From a wider perspective, it appears inevitable that cell membrane cloaking technology is combined with various biomaterials such as scaffold-based therapeutic platforms which can expedite clinical use and improve the accessibility of disease treatments. Moreover, the cell membrane was demonstrated as coating materials for biointerfacing, which can lead to new functional nanomaterials or nanodevices for disease treatment and diagnosis [52]. For example, Chen et al. [122] demonstrated that pancreatic beta-cell membrane-coated nanofiber scaffolds enhanced cell proliferation and insulin secretion function in vitro.
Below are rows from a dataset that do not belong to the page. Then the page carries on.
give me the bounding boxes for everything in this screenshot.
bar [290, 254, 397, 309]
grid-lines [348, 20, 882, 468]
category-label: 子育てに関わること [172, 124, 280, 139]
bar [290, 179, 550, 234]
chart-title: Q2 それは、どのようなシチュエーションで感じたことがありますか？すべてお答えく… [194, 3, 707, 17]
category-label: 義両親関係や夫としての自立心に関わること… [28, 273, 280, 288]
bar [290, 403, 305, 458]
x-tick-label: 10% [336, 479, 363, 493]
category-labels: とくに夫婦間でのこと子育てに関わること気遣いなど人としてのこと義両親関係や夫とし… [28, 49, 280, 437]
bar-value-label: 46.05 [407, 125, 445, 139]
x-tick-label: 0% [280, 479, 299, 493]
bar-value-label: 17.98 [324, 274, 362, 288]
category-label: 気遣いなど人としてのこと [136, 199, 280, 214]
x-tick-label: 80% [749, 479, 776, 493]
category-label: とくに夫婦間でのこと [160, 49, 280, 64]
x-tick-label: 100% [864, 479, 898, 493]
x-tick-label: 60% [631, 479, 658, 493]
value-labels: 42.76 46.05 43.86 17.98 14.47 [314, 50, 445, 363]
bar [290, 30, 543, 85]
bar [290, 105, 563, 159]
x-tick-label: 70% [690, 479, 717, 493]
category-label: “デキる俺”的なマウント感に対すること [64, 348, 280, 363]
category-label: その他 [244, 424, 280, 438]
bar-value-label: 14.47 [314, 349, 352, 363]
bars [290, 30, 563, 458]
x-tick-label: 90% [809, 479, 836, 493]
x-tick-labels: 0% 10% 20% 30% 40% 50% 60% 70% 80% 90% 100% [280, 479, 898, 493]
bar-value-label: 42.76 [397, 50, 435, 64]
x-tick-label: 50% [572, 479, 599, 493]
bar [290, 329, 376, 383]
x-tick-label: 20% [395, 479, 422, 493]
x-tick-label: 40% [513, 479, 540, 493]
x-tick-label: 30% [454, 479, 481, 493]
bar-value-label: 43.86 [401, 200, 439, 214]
Recently, we reported a scaffold-mediated CRISPR/Cas9 local delivery system for acute myeloid leukemia therapy [123]. Mesenchymal stem cell membrane-coated nanofiber scaffolds enabled leukemia stem cell targeting as they were injected in the bone marrow. Noteworthy, the scaffold-based delivery increased the retention time of CRISPR/Cas9 in the injection site as compared to the nanoparticle-based delivery, leading to reduced long-term leukemic burden in vivo. Similarly, Zhang et al. [85] demonstrated that colloidal gels formed with negatively charged RBC membrane-coated nanoparticles and positively charged chitosan-functionalized nanoparticles showed superior antivirulence therapeutic effects to free RBC membrane-coated nanoparticles due to the prolonged retention of the gel at the injection site. This study also indicates that material diversity and formulation flexibility make the biomedical approach of cell membrane-based nanotherapeutics broadly applicable. As researchers continue to refine existing therapeutic platforms combined with cell membrane cloaking technology, there is still significant room for development.